2021 Abstract

Title2-2. YANG WonSeok ; ‘토픽 모델링(topic modeling)’을 활용한 <詩經> 텍스트 분석 방법 연구 A study on the The Book of Poetry-text analysis using topic modeling(利用主题模型<詩經>文本分析方法硏究)2021-10-04 11:08
Writer Level 10

‘토픽 모델링(topic modeling)’을 활용한 <詩經> 텍스트 분석 방법 연구 

A study on the The Book of Poetry-text analysis using topic modeling

利用主题模型<詩經>文本分析方法硏究


  • YANG WonSeok(楊沅錫, Departmen of Sino-Korean Literature, KOREA UNIVERSITY, South Korea)
  • JUNG SUNG HOON (鄭性勳, Department of Korean Language & Literature, National Mokpo UNIVERSITY, South Korea)  
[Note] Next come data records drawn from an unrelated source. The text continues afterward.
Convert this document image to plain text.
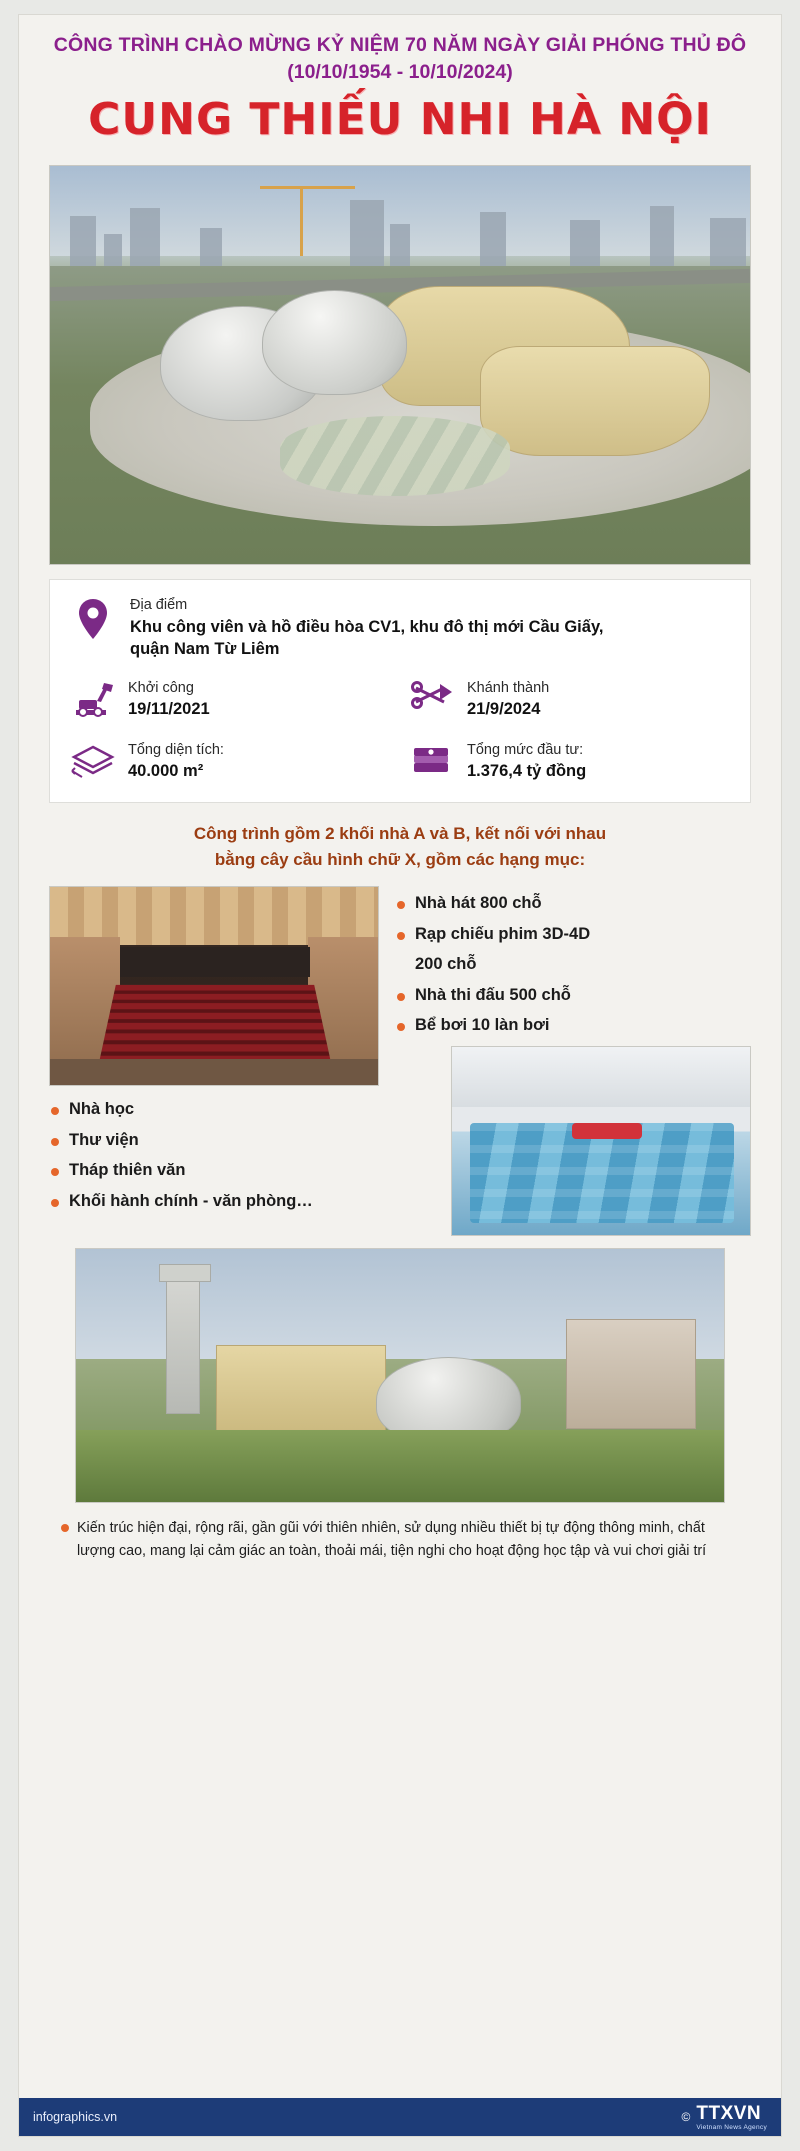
CÔNG TRÌNH CHÀO MỪNG KỶ NIỆM 70 NĂM NGÀY GIẢI PHÓNG THỦ ĐÔ
(10/10/1954 - 10/10/2024)
CUNG THIẾU NHI HÀ NỘI
Địa điểm
Khu công viên và hồ điều hòa CV1, khu đô thị mới Cầu Giấy,
quận Nam Từ Liêm
Khởi công
19/11/2021
Khánh thành
21/9/2024
Tổng diện tích:
40.000 m²
Tổng mức đầu tư:
1.376,4 tỷ đồng
Công trình gồm 2 khối nhà A và B, kết nối với nhau
bằng cây cầu hình chữ X, gồm các hạng mục:
Nhà hát 800 chỗ
Rạp chiếu phim 3D-4D
200 chỗ
Nhà thi đấu 500 chỗ
Bể bơi 10 làn bơi
Nhà học
Thư viện
Tháp thiên văn
Khối hành chính - văn phòng…
Kiến trúc hiện đại, rộng rãi, gần gũi với thiên nhiên, sử dụng nhiều thiết bị tự động thông minh, chất lượng cao, mang lại cảm giác an toàn, thoải mái, tiện nghi cho hoạt động học tập và vui chơi giải trí
infographics.vn	© TTXVN
Vietnam News Agency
This paper presents a method of analyzing the text of The Book of Poetry(詩經) using'topic modeling', and also using this method to analyze the commentary texts of researchers in the late Joseon dynasty and finding a certain trend here. The purpose.
As is known, The Book of Poetry is a collection of poetry songs that have been sung in the middle of the Huang River in China for about 500 years, from 西周初期 (around 1,100 BC) to 春秋中期 (around 600 BC). It is a collection of poetry and can be said to be a masterpiece of literary works of Chinese and other East Asian Chinese cultures.
Since the introduction to the Korean Peninsula, many scholars commented on it and commented on it, leaving various achievements. Research on this has been steadily conducted, but most of the studies have been conducted on the individual commentators and major controversies in poetry and poetry, and studies have not been conducted on all or a large number of commentators The Book of Poetry in the late Joseon(朝鮮) period. This is also due to the lack of manpower to read the text. In order to solve this problem, that is, to proceed with a study targeting all or a large number of commentaries of the late Joseon Dynasty, this paper intends to use a method called 'topic modeling'.
The 'topic model' is a field of machine learning and natural language processing, and is a statistical model for discovering abstract 'topic' in a set of documents. In other words, it is a text mining technique used to discover the hidden semantic structure of the text body, and accordingly it is also called the 'probabilistic topic model'. 'Topic modeling' refers to the use of such a topic model. It converts a document (natural language text) into DTM, receives LDA, DTM, and returns an output value as an association matrix, and the output matrix and detailed information It is a method of going through the process of confirmation.
Text analysis of The Book of Poetry texts using this topic modeling is the first research method used in the study of Chinese literature in Korea. In particular, it plays a role in adding quantitative analysis results to the results that have been previously qualitatively analyzed, and thus a more in-depth The Book of Poetry text research. It can be meaningful in that it allows you to perform.